Bess, who is widely heralded for his bright sport coats, says he wants to bring public-private partnerships to county parks. That arrangement occurred with Forest Park.
Credit Courtesy of Forest Park Forever's home page
Bess, who is widely heralded for his bright sport coats, says he wants to bring public-private partnerships to county parks. That arrangement occurred with Forest Park.

Bess: One of my major assets for the city has been my ability to enact capital improvement programs and to set up public-private partnerships like we’ve had with Forest Park Forever. The county has a parks system that has a lot of capital needs -- in fact, from what I understand, over $40 million of deferred capital needs. My top priority initially will be to look at those capital needs and figure out an effective way to deal with them.

In 2013, voters approved a sales tax increase to help fund improvements at city and county parks. How will that money help you with dealing with capital needs of the county parks?

Bess: There’s things we can do that will make that money go further. One is public-private partnerships. Forest Park Forever partnered (with Forest Park) over a 10-year period and raised equal portions of money to pay for $120 million in improvements there. I think we could look at foundations.

We need to look at bonding money -- not new taxes but looking at existing tax revenue and bonding that address some our most urgent capital needs.

The St. Louis County Council easily confirmed you. But Councilwoman Hazel Erby, D-University City, was one of the people who brought up an embezzlement controversy under your watch as city parks director. What did you learn from the experience and how would you want to prevent that happening the county department? 

Bess: Needless to say, when something like that happens you take it personally. It’s not the way to do business.
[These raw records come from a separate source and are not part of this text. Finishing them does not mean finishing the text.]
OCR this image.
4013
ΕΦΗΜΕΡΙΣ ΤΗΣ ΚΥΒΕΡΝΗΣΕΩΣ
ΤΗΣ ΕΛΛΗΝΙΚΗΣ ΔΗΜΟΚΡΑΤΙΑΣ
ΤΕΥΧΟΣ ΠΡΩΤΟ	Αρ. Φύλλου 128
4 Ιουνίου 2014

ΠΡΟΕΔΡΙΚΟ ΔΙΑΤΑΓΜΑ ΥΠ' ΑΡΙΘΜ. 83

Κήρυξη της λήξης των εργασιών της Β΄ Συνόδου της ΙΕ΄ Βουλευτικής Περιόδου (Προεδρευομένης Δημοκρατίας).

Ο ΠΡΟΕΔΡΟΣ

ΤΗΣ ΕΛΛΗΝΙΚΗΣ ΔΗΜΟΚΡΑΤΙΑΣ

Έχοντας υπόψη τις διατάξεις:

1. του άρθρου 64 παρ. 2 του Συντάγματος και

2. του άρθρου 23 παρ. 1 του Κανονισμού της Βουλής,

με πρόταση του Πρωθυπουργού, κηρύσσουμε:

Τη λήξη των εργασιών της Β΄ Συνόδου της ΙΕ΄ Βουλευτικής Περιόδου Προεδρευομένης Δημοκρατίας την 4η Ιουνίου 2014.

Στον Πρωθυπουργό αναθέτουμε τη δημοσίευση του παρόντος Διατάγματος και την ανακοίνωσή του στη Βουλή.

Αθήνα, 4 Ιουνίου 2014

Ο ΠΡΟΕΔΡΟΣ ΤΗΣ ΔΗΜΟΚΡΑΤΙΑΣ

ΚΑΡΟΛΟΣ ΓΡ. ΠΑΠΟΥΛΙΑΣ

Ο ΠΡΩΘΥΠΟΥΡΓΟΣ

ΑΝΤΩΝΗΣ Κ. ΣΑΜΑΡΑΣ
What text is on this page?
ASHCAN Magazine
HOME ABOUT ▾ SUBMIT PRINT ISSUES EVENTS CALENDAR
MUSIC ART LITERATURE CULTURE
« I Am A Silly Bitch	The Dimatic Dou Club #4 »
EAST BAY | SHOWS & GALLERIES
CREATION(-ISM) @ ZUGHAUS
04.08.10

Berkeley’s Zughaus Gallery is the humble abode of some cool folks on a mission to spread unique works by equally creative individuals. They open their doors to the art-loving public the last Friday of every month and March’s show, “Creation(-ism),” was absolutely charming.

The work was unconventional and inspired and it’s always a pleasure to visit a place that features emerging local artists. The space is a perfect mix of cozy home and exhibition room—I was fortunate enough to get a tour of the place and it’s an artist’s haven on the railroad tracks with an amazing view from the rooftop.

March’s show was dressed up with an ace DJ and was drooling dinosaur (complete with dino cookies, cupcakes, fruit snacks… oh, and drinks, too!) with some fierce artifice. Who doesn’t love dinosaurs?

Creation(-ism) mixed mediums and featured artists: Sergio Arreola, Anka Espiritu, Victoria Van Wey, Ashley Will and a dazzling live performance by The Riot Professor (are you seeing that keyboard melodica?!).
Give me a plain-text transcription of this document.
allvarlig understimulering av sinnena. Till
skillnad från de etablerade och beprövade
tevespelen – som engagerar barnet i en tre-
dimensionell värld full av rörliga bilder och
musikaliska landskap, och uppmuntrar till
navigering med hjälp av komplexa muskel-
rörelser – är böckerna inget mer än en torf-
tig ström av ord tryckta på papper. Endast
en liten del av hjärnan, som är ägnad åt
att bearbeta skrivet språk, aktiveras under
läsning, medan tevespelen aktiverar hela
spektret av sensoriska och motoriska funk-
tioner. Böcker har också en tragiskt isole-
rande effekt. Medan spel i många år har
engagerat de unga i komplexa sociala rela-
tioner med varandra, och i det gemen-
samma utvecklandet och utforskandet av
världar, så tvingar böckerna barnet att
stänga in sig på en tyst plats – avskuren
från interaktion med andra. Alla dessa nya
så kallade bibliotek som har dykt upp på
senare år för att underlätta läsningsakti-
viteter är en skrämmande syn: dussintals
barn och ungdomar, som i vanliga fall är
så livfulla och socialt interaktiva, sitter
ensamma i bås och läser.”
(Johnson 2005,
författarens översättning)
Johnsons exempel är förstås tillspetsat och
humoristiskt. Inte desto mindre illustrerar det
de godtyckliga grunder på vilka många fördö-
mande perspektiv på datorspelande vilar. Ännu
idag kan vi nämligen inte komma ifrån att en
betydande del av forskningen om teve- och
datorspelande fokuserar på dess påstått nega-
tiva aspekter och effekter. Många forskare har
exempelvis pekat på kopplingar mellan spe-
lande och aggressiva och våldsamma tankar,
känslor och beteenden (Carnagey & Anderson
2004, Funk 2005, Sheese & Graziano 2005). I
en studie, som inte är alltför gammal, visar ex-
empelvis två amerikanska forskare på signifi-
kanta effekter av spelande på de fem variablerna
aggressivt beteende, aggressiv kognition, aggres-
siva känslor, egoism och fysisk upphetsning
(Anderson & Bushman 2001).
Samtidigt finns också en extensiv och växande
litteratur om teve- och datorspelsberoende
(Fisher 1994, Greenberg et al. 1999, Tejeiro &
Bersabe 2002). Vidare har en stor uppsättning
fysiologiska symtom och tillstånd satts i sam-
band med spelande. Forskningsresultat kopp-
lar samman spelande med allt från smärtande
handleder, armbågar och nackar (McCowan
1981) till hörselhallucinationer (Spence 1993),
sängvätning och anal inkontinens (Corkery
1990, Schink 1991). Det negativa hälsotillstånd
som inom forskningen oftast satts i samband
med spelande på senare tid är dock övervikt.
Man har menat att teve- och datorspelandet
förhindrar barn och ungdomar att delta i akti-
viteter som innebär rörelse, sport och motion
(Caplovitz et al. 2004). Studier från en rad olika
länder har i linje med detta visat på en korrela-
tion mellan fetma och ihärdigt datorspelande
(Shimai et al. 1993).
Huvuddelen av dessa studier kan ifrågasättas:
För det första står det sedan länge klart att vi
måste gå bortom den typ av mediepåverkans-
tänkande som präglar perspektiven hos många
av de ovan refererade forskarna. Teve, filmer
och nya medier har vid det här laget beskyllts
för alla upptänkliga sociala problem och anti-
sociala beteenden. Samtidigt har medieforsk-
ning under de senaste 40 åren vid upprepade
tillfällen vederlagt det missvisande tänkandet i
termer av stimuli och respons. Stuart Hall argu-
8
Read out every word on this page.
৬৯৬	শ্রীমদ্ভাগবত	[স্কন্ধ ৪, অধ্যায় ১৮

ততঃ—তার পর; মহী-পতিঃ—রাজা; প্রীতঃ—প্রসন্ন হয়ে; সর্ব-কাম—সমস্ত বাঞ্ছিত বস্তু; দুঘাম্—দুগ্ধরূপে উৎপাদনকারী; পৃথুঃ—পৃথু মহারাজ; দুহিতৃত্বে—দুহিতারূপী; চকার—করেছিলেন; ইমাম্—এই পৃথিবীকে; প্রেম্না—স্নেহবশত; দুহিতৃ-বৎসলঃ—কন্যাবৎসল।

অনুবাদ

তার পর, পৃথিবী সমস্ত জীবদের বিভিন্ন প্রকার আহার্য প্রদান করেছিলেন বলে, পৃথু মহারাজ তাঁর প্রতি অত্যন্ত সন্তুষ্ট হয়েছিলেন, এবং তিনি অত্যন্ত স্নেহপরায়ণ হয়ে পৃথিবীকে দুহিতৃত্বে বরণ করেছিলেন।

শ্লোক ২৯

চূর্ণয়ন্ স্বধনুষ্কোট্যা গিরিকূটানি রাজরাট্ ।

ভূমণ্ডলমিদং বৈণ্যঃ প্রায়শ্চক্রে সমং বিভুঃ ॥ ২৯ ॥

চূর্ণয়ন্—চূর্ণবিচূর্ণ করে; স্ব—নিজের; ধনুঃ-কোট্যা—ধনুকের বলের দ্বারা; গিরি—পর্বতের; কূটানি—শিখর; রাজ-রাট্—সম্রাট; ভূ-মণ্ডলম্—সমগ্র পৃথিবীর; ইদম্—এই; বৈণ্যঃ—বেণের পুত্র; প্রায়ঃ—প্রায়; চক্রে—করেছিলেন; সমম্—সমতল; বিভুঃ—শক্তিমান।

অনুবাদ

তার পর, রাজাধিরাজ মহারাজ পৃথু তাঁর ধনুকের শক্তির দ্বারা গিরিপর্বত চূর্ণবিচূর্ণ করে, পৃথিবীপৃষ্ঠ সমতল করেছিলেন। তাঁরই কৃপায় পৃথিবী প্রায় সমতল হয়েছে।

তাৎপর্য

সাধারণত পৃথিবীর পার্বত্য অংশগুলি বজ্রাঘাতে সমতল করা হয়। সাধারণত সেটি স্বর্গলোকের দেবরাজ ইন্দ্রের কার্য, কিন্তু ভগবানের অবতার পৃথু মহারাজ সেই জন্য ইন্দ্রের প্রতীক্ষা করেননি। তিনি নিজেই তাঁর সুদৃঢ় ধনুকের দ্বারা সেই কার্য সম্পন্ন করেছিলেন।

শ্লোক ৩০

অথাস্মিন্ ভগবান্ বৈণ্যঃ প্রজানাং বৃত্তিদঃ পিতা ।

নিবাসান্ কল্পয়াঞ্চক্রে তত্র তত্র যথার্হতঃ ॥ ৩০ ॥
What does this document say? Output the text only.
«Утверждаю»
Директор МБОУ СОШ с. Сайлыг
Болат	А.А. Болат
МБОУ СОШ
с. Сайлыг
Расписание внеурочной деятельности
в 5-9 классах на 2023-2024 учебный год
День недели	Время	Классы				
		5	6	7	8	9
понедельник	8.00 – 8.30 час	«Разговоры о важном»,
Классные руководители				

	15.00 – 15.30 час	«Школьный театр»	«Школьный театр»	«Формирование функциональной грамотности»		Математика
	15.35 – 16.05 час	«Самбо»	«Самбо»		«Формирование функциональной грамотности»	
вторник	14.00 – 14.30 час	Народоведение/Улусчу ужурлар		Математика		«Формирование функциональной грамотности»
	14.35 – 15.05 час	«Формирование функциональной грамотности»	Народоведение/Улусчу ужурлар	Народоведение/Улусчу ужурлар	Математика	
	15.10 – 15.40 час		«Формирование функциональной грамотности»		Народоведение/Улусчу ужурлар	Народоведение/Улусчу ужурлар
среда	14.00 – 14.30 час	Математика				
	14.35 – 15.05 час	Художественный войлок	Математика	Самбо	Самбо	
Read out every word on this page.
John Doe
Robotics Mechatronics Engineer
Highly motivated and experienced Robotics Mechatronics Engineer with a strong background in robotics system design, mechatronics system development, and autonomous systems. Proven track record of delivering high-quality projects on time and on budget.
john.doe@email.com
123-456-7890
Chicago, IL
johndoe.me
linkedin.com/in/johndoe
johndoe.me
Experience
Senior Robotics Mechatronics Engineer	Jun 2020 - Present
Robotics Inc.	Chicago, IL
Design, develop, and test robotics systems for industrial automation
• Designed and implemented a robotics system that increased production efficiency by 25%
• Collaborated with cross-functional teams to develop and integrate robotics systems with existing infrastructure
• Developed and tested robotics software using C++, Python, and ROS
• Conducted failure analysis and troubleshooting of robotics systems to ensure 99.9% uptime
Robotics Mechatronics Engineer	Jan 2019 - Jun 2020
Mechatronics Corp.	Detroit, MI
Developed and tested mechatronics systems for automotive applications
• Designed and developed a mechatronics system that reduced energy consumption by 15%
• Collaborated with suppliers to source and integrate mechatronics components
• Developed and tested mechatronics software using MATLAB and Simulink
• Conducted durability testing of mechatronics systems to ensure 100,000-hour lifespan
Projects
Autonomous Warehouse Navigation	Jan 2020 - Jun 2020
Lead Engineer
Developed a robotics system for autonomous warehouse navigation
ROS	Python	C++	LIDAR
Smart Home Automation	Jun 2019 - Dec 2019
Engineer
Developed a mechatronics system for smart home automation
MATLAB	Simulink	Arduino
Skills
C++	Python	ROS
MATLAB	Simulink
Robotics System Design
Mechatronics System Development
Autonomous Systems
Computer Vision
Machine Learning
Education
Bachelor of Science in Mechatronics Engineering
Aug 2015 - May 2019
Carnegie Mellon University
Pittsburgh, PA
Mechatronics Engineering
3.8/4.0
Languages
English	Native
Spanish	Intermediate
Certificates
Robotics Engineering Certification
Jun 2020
Unfortunately, the two employees that were involved were probably some of our most trusted employees. And unfortunately, most of the time when something like this happens it’s the trusted employees who have knowledge of the system who take advantage of it and know how it works to take money.

What I’ve learned is you have to disperse the responsibility for purchasing and payment of bills. You need different people who receive supplies and equipment that’s ordered so there’s segregation among duties.

I’m not a fiscal manager. I’m a manager. And I depend heavily on our accounting teams. In the city, it was the comptroller’s office. In the county, it’s the office of administration. They help set up effective systems to prevent things like this from happening. So I’ll be meeting with them trying to make sure that the systems we have in place in the county parks department will take a close look at all our of purchases and our expenditures.

Final question: Will you wear brightly colored suits at your job?

Bess: Actually, one of the conditions that I had was as of March 15 my hot pink and wild purple would be out.